During Tuesday night’s gathering Chaffin summarized some of what he’d heard during the meeting. He said he’d heard from people who loved the river and had invested blood, sweat and tears in advocating for its recovery over decades.
Later, when prompted by Chaffin to weigh in about next steps, many participants indicated they are willing to commit time and energy toward amping up that advocacy.
“I want us to be able to influence the agencies,” said Daniel Kiely, president of the Clark Fork Coalition’s board of directors.
On Wednesday, DEQ responded to concerns expressed Tuesday with a statement that reviewed the site’s history, past opportunities for public input and finite financial resources.
“The banks of the Clark Fork and the surrounding floodplain are heavily contaminated with mine waste deposited during massive flooding in 1908,” DEQ said. “For more than a hundred years this contamination has been leaching heavy metals that are harmful to aquatic life and DEQ’s responsibility is to remediate that contamination by removing it.”
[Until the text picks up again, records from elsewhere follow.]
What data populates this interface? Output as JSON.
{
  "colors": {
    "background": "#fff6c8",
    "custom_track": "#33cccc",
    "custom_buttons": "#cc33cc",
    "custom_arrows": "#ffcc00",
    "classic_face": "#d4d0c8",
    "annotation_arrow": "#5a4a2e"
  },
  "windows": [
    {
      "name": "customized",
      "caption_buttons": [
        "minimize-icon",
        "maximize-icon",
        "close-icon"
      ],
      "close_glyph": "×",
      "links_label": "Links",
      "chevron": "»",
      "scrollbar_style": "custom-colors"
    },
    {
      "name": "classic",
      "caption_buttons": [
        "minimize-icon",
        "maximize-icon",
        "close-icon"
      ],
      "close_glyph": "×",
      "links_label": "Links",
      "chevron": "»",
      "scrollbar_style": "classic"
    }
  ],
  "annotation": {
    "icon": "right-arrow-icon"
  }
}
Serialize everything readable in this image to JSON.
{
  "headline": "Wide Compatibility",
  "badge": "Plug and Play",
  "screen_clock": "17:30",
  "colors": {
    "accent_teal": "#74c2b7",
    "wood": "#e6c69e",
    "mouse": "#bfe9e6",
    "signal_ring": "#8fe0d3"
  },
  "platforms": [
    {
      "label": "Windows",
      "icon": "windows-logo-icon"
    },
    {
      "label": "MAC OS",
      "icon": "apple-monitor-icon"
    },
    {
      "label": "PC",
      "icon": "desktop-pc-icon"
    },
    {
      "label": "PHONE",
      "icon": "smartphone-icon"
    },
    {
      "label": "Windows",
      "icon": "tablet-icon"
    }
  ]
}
DEQ added, “While existing bank structures may provide fish habitat in the present the contaminated materials that they contain pose long-term negative impacts to the Clark Fork ecosystem. Removing that contamination is a critical step to ensuring a sustainably healthy river.”
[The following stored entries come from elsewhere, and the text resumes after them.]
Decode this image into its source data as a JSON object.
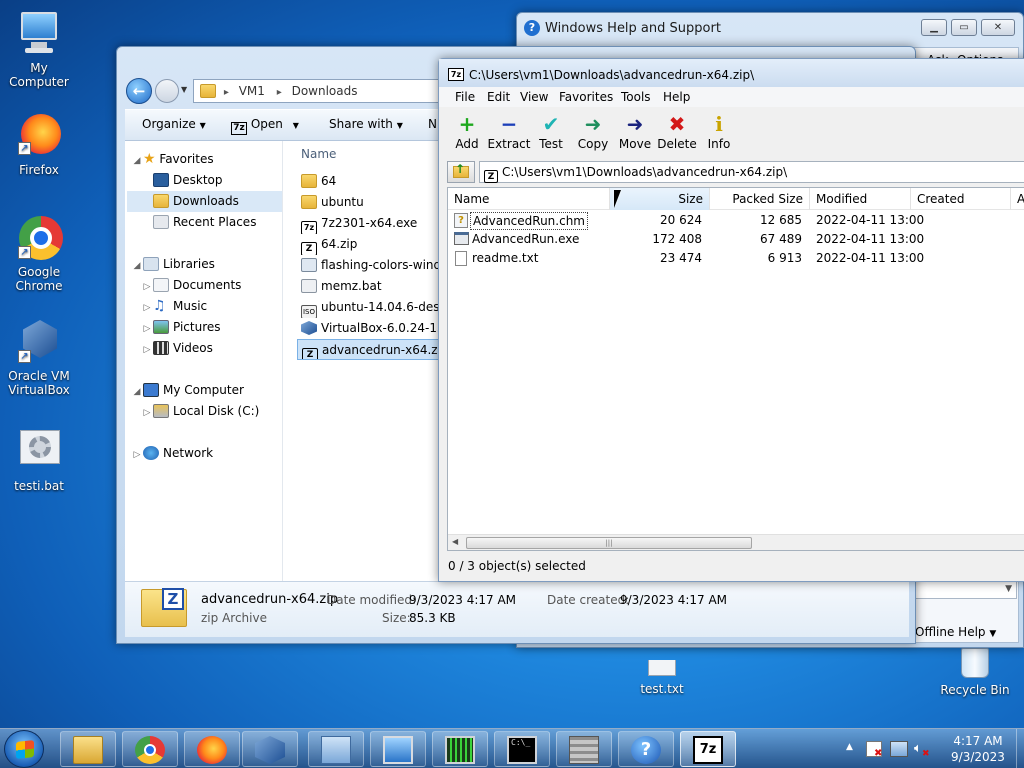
{
  "desktop": {
    "icons": [
      {
        "label": "My Computer"
      },
      {
        "label": "Firefox"
      },
      {
        "label": "Google Chrome"
      },
      {
        "label": "Oracle VM VirtualBox"
      },
      {
        "label": "testi.bat"
      }
    ],
    "test_txt": "test.txt",
    "recycle_bin": "Recycle Bin"
  },
  "help_window": {
    "title": "Windows Help and Support",
    "ask_label": "Ask",
    "options_label": "Options",
    "offline_help": "Offline Help"
  },
  "explorer": {
    "breadcrumb": [
      "VM1",
      "Downloads"
    ],
    "toolbar": {
      "organize": "Organize",
      "open": "Open",
      "share_with": "Share with",
      "next": "N"
    },
    "nav": {
      "favorites": "Favorites",
      "desktop": "Desktop",
      "downloads": "Downloads",
      "recent": "Recent Places",
      "libraries": "Libraries",
      "documents": "Documents",
      "music": "Music",
      "pictures": "Pictures",
      "videos": "Videos",
      "computer": "My Computer",
      "local_disk": "Local Disk (C:)",
      "network": "Network"
    },
    "column_name": "Name",
    "files": [
      "64",
      "ubuntu",
      "7z2301-x64.exe",
      "64.zip",
      "flashing-colors-windo",
      "memz.bat",
      "ubuntu-14.04.6-deskto",
      "VirtualBox-6.0.24-1391",
      "advancedrun-x64.zip"
    ],
    "details": {
      "name": "advancedrun-x64.zip",
      "type": "zip Archive",
      "date_modified_label": "Date modified:",
      "date_modified": "9/3/2023 4:17 AM",
      "date_created_label": "Date created:",
      "date_created": "9/3/2023 4:17 AM",
      "size_label": "Size:",
      "size": "85.3 KB"
    }
  },
  "sevenzip": {
    "title": "C:\\Users\\vm1\\Downloads\\advancedrun-x64.zip\\",
    "menu": [
      "File",
      "Edit",
      "View",
      "Favorites",
      "Tools",
      "Help"
    ],
    "toolbar": [
      {
        "label": "Add",
        "color": "#1ea81e",
        "glyph": "+"
      },
      {
        "label": "Extract",
        "color": "#1c3fb8",
        "glyph": "−"
      },
      {
        "label": "Test",
        "color": "#1fb4b4",
        "glyph": "✔"
      },
      {
        "label": "Copy",
        "color": "#1f8f5e",
        "glyph": "➜"
      },
      {
        "label": "Move",
        "color": "#1a237e",
        "glyph": "➜"
      },
      {
        "label": "Delete",
        "color": "#d31818",
        "glyph": "✖"
      },
      {
        "label": "Info",
        "color": "#c9a300",
        "glyph": "i"
      }
    ],
    "address": "C:\\Users\\vm1\\Downloads\\advancedrun-x64.zip\\",
    "columns": {
      "name": "Name",
      "size": "Size",
      "packed": "Packed Size",
      "modified": "Modified",
      "created": "Created",
      "attr": "A"
    },
    "rows": [
      {
        "name": "AdvancedRun.chm",
        "size": "20 624",
        "packed": "12 685",
        "modified": "2022-04-11 13:00"
      },
      {
        "name": "AdvancedRun.exe",
        "size": "172 408",
        "packed": "67 489",
        "modified": "2022-04-11 13:00"
      },
      {
        "name": "readme.txt",
        "size": "23 474",
        "packed": "6 913",
        "modified": "2022-04-11 13:00"
      }
    ],
    "status": "0 / 3 object(s) selected"
  },
  "clock": {
    "time": "4:17 AM",
    "date": "9/3/2023"
  }
}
The agency said big picture documents associated with the 2004 Record of Decision and a 2008 Consent Decree, along with work with a Design Review Team, help develop plans for river remediation. The process allows the public to weigh in, the agency said.
“DEQ encourages this public involvement in helping to ensure the best cleanup possible with the finite financial resources available. The public involvement process for Phase 3 took place in 2016,” the agency said.
DEQ said it intends to begin the planning process for the next cleanup phase by the end of this year. It said the agency focuses on remediation while the National Resource Damage Program and others tackle restoration.
Alex Leone, restoration project manager for the Clark Fork Coalition, helped organize Tuesday’s meeting. One goal of the gathering was to allow people to vent about how the river has changed in the wake of remediation, he said. He said there was not an intent to bash DEQ.
Leone said he recognizes financial constraints might affect how often DEQ holds a design review process but said he would like to see such reviews happen more often than once every five years.